Cada um lida com sua exclusão – deficiente físico e dependente do cuidado alheio um; afrodescendente e discriminado em um país branco outro – até que o destino faz com que seus caminhos se cruzem.  E começa então para ambos uma jornada em direção ao resgate da própria dignidade como ser humano.  A mediação para isso será um trabalho remunerado que evoluirá no sentido de uma profunda e bela amizade. 

O filme de Olivier Nakache e Eric Toledano teve na França sucesso estrondoso de bilheteria.  Fala aos sentimentos e provoca as consciências que diante do drama dos dois personagens transformado em inteligente e fina comédia pelos realizadores penetra facilmente no gosto refinado e culto da plateia francesa.

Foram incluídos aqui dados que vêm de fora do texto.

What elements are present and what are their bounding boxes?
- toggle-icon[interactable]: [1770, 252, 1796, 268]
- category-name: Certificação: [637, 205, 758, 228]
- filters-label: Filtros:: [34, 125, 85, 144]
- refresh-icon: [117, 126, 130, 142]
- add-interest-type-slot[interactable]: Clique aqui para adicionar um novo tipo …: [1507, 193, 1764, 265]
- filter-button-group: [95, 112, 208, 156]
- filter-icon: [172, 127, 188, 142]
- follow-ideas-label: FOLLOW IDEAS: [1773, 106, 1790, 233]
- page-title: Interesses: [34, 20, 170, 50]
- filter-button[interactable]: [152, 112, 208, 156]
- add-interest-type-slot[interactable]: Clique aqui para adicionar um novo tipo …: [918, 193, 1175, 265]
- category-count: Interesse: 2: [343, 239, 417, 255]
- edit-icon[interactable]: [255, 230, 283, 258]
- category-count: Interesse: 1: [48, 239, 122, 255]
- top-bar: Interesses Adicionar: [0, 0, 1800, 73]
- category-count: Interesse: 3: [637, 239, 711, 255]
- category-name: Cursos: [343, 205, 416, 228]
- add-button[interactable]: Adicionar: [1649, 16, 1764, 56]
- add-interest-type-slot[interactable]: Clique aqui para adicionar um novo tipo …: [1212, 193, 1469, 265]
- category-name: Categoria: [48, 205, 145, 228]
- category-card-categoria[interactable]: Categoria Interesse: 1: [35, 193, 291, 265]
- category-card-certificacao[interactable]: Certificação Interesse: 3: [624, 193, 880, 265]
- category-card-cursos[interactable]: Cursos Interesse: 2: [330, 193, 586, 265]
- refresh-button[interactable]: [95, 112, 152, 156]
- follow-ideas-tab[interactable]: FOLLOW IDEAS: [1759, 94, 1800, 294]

Com excelentes atores, é um inegável sucesso e pode ser que repita este ano no tapete vermelho de Hollywood o sucesso do belo The artist, do ano passado. 

No entanto, não é tanto por aí que o filme – que acaba de estrear no Brasil –  me tocou uma fibra profunda da sensibilidade.  O ponto álgido da trama parece-me ser o diálogo de Philippe com um amigo da família, quando este o interpela sobre o fato de haver contratado como cuidador pessoal alguém como Driss.  O amigo – que como outros parentes e conhecidos – roda perto de Philippe de olho em uma possível herança escandaliza-se com a atitude de Driss, desassombrada e autêntica, radicalmente diferente de outros acompanhantes, que mantêm prudente distância do paciente de que cuidam.  E lhe pergunta como é possível que Philippe continue admitindo em sua casa e em sua intimidade alguém tão perigoso e sem nenhuma piedade.

A resposta que vem segura e cortante de dentro da cadeira de rodas onde Philippe sente, deseja e vive intensamente apesar de sua limitação física é de uma profundidade impactante: “É isso mesmo que eu quero.  Nenhuma piedade”. Diante dos olhos do amigo perplexo, Philippe expõe sua exigente angústia, clamando por ser tratado como pessoa e sujeito, com desejo e liberdade, e não como um objeto de que se deve cuidar mas com o qual não se estabelecem relações. 

Totalmente heterodoxo em seus métodos de cuidar do paciente que lhe é confiado, Driss cria situações verdadeiramente perigosas, nas quais tudo pode acontecer. Mas são justamente essas situações que vão trazendo Philippe de volta a uma plenitude de vida perdida pelo caminho.  Como quando parte dirigindo o carro de Philippe com este a bordo em alta velocidade, sendo parado pela polícia e driblando a mesma com a ajuda do companheiro.  Ou quando concorda em acompanhar Philippe para saltar de parapente, apesar do medo, e partilha com ele a deliciosa e vertiginosa sensação de voar sobre o mundo.  Ou quando indaga do amigo como e por onde, em seu corpo quase totalmente paralisado, acontece o prazer, levando Philippe à confissão de onde residem suas zonas erógenas. 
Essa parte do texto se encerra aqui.